Everyone! Everyone is affected by our sin.
o
Quoting Psalms 14 and 53, Paul wrote
to the church of Rome: "None is righteous, no, not one; no one
understands; no one seeks for God. All have turned aside; together they have
become worthless; no one does good, not even one" (Romans 3:10-12, ESV).
o
The apostle John in his first letter
writing to a group of Christians wrote the following: "If we say we have
no sin, we deceive ourselves, and the truth is not in us. If we confess our
sins, he is faithful and just to forgive us our sins and to cleanse us from all
unrighteousness. If we say we have not sinned, we make him a liar and his word
is not in us" (1 John 1:8-10, ESV).
o
To whom were Paul and John writing?
They were writing to the church, to Christians.
o
Everyone in this room who claims to
be Christian still sins daily.
o
Confession and repentance are not
merely a onetime thing.
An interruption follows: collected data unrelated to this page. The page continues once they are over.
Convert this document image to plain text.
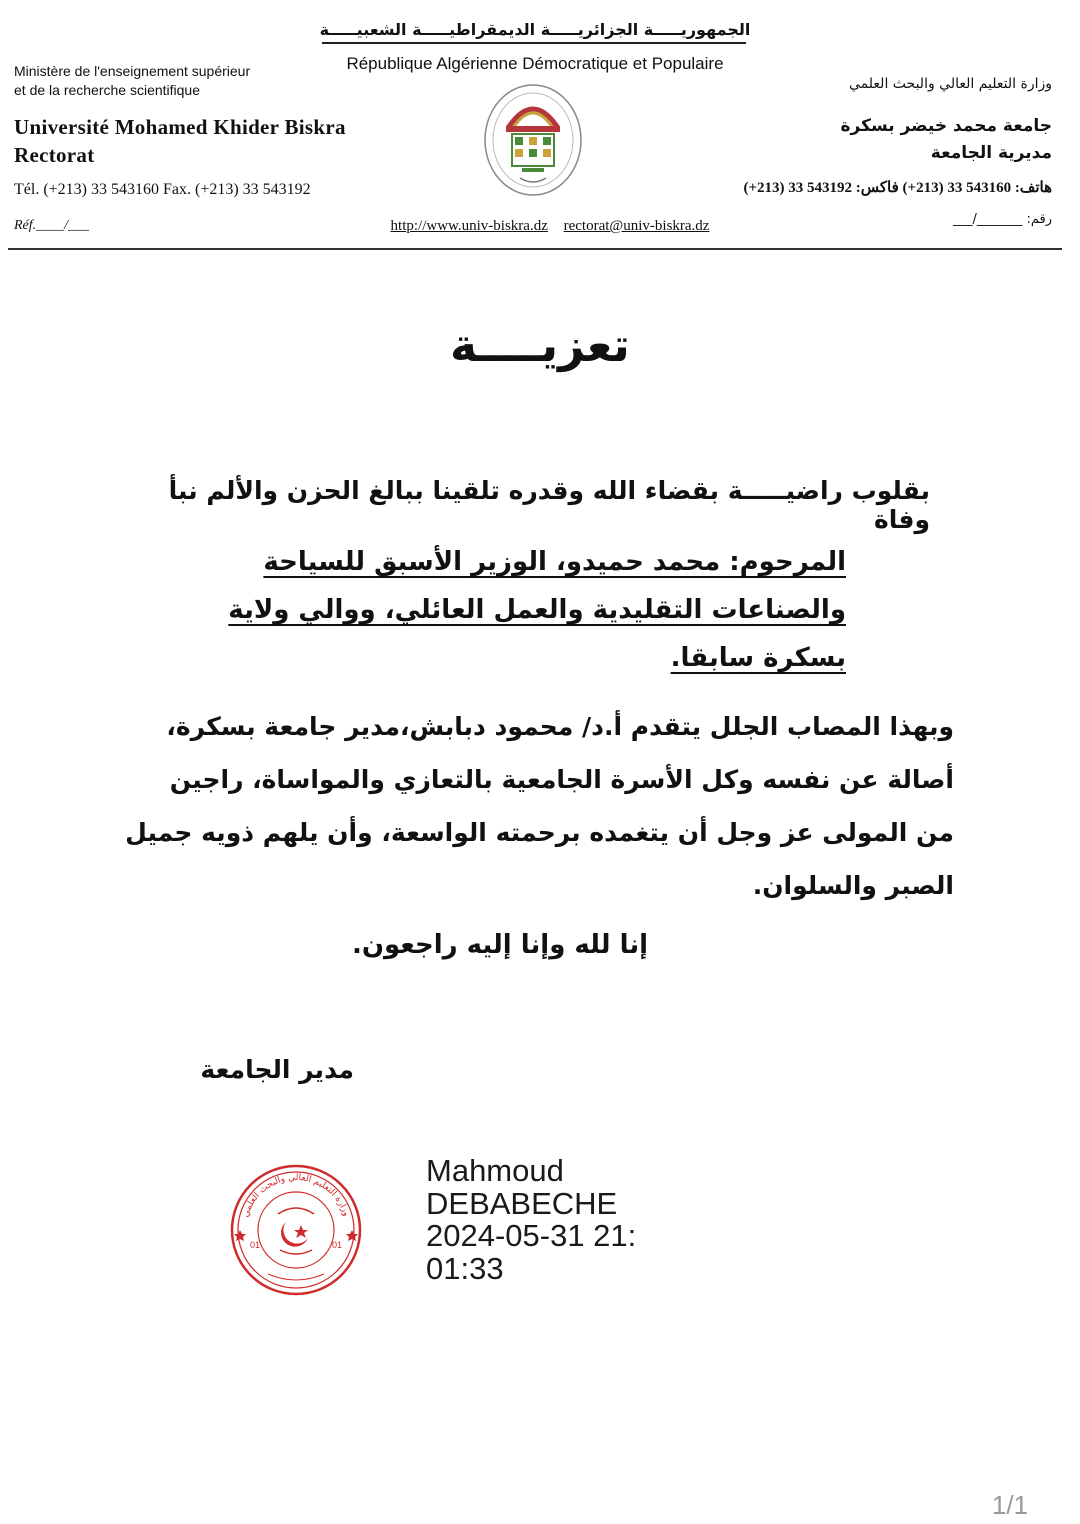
الجمهوريـــــة الجزائريـــــة الديمقراطيـــــة الشعبيـــــة
République Algérienne Démocratique et Populaire
Ministère de l'enseignement supérieur
et de la recherche scientifique	وزارة التعليم العالي والبحث العلمي
Université Mohamed Khider Biskra
Rectorat
جامعة محمد خيضر بسكرة
مديرية الجامعة
Tél. (+213) 33 543160 Fax. (+213) 33 543192	هاتف: 543160 33 (213+) فاكس: 543192 33 (213+)
Réf.____/___	رقم: _______/___
http://www.univ-biskra.dz rectorat@univ-biskra.dz
تعزيــــة
بقلوب راضيـــــة بقضاء الله وقدره تلقينا ببالغ الحزن والألم نبأ وفاة
المرحوم: محمد حميدو، الوزير الأسبق للسياحة والصناعات التقليدية والعمل العائلي، ووالي ولاية بسكرة سابقا.
وبهذا المصاب الجلل يتقدم أ.د/ محمود دبابش،مدير جامعة بسكرة، أصالة عن نفسه وكل الأسرة الجامعية بالتعازي والمواساة، راجين من المولى عز وجل أن يتغمده برحمته الواسعة، وأن يلهم ذويه جميل الصبر والسلوان.
إنا لله وإنا إليه راجعون.
مدير الجامعة
وزارة التعليم العالي والبحث العلمي
01	01
Mahmoud
DEBABECHE
2024-05-31 21:
01:33
1/1
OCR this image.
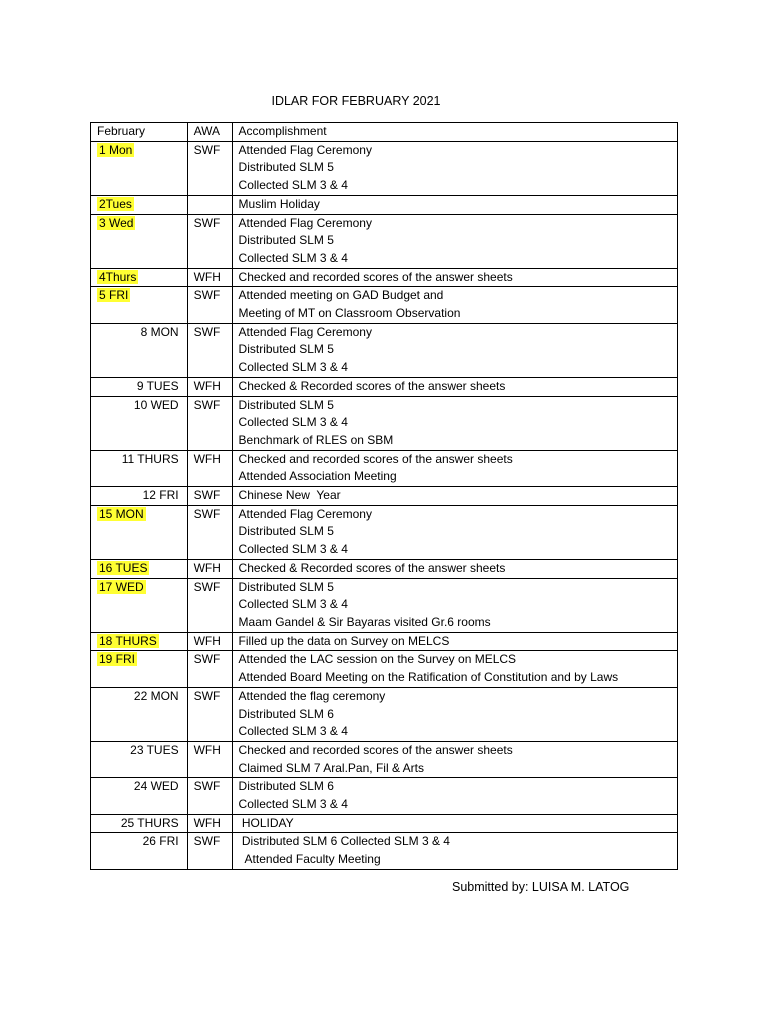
IDLAR FOR FEBRUARY 2021
February	AWA	Accomplishment
1 Mon	SWF	Attended Flag Ceremony
Distributed SLM 5
Collected SLM 3 & 4

2Tues		Muslim Holiday

3 Wed	SWF	Attended Flag Ceremony
Distributed SLM 5
Collected SLM 3 & 4

4Thurs	WFH	Checked and recorded scores of the answer sheets

5 FRI	SWF	Attended meeting on GAD Budget and
Meeting of MT on Classroom Observation

8 MON	SWF	Attended Flag Ceremony
Distributed SLM 5
Collected SLM 3 & 4

9 TUES	WFH	Checked & Recorded scores of the answer sheets

10 WED	SWF	Distributed SLM 5
Collected SLM 3 & 4
Benchmark of RLES on SBM

11 THURS	WFH	Checked and recorded scores of the answer sheets
Attended Association Meeting

12 FRI	SWF	Chinese New  Year

15 MON	SWF	Attended Flag Ceremony
Distributed SLM 5
Collected SLM 3 & 4

16 TUES	WFH	Checked & Recorded scores of the answer sheets

17 WED	SWF	Distributed SLM 5
Collected SLM 3 & 4
Maam Gandel & Sir Bayaras visited Gr.6 rooms

18 THURS	WFH	Filled up the data on Survey on MELCS

19 FRI	SWF	Attended the LAC session on the Survey on MELCS
Attended Board Meeting on the Ratification of Constitution and by Laws

22 MON	SWF	Attended the flag ceremony
Distributed SLM 6
Collected SLM 3 & 4

23 TUES	WFH	Checked and recorded scores of the answer sheets
Claimed SLM 7 Aral.Pan, Fil & Arts

24 WED	SWF	Distributed SLM 6
Collected SLM 3 & 4

25 THURS	WFH	HOLIDAY

26 FRI	SWF	Distributed SLM 6 Collected SLM 3 & 4
Attended Faculty Meeting
Submitted by: LUISA M. LATOG
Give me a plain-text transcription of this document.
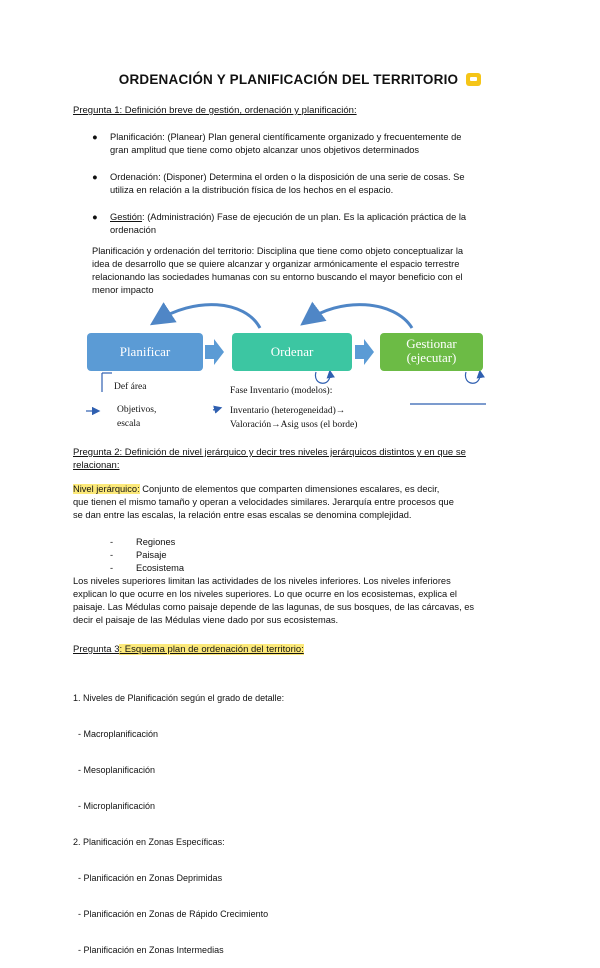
ORDENACIÓN Y PLANIFICACIÓN DEL TERRITORIO
Pregunta 1: Definición breve de gestión, ordenación y planificación:
● Planificación: (Planear) Plan general científicamente organizado y frecuentemente de
gran amplitud que tiene como objeto alcanzar unos objetivos determinados
● Ordenación: (Disponer) Determina el orden o la disposición de una serie de cosas. Se
utiliza en relación a la distribución física de los hechos en el espacio.
● Gestión: (Administración) Fase de ejecución de un plan. Es la aplicación práctica de la
ordenación
Planificación y ordenación del territorio: Disciplina que tiene como objeto conceptualizar la
idea de desarrollo que se quiere alcanzar y organizar armónicamente el espacio terrestre
relacionando las sociedades humanas con su entorno buscando el mayor beneficio con el
menor impacto
Planificar	Ordenar
Gestionar
(ejecutar)
Def área
Objetivos,
escala
Fase Inventario (modelos):
Inventario (heterogeneidad)→
Valoración→Asig usos (el borde)
Pregunta 2: Definición de nivel jerárquico y decir tres niveles jerárquicos distintos y en que se
relacionan:
Nivel jerárquico: Conjunto de elementos que comparten dimensiones escalares, es decir,
que tienen el mismo tamaño y operan a velocidades similares. Jerarquía entre procesos que
se dan entre las escalas, la relación entre esas escalas se denomina complejidad.
- Regiones
- Paisaje
- Ecosistema
Los niveles superiores limitan las actividades de los niveles inferiores. Los niveles inferiores
explican lo que ocurre en los niveles superiores. Lo que ocurre en los ecosistemas, explica el
paisaje. Las Médulas como paisaje depende de las lagunas, de sus bosques, de las cárcavas, es
decir el paisaje de las Médulas viene dado por sus ecosistemas.
Pregunta 3: Esquema plan de ordenación del territorio:

1. Niveles de Planificación según el grado de detalle:

- Macroplanificación

- Mesoplanificación

- Microplanificación

2. Planificación en Zonas Específicas:

- Planificación en Zonas Deprimidas

- Planificación en Zonas de Rápido Crecimiento

- Planificación en Zonas Intermedias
They are part of
our daily walk with God.
o
In the minds of Paul and John,
apostles of our Lord Jesus, they were still sinners who needed to confess and
turn from their sins in the power of the Holy Spirit.
o
John wrote, "If we say we have
not sinned, we make him a liar and his word is not in us."
o
There's a cost to our sin and the
cost is very great and the consequences severe, but thanks be to God, when you
and I say yes to the prompting of the Holy Spirit to receive the gift of God of
the abundant life promised in Jesus Christ the cost of our sin is paid.
o
We don't have to own our sins
anymore because the Lord Jesus took them all on the cross and he took all the
wrath of God against our sin on himself.
o
So when we don't confess our sin,
when we say we don't sin, when we try to justify our sin, then we are making
little of the cross of Christ, and we are denying the truth that he bore all
our sin as he suffered, bled, and died on the cross.
o
Our job as Christians is not to make
little of Christ's cross, but to make much of Jesus Christ.
o
If we say we have no sin and refuse
to confess and repent, then we make God into a liar and act more like Fangs of
Dang than children of the Shining Island.
o
But
when we take responsibility for our sin, repent, and obey, we win!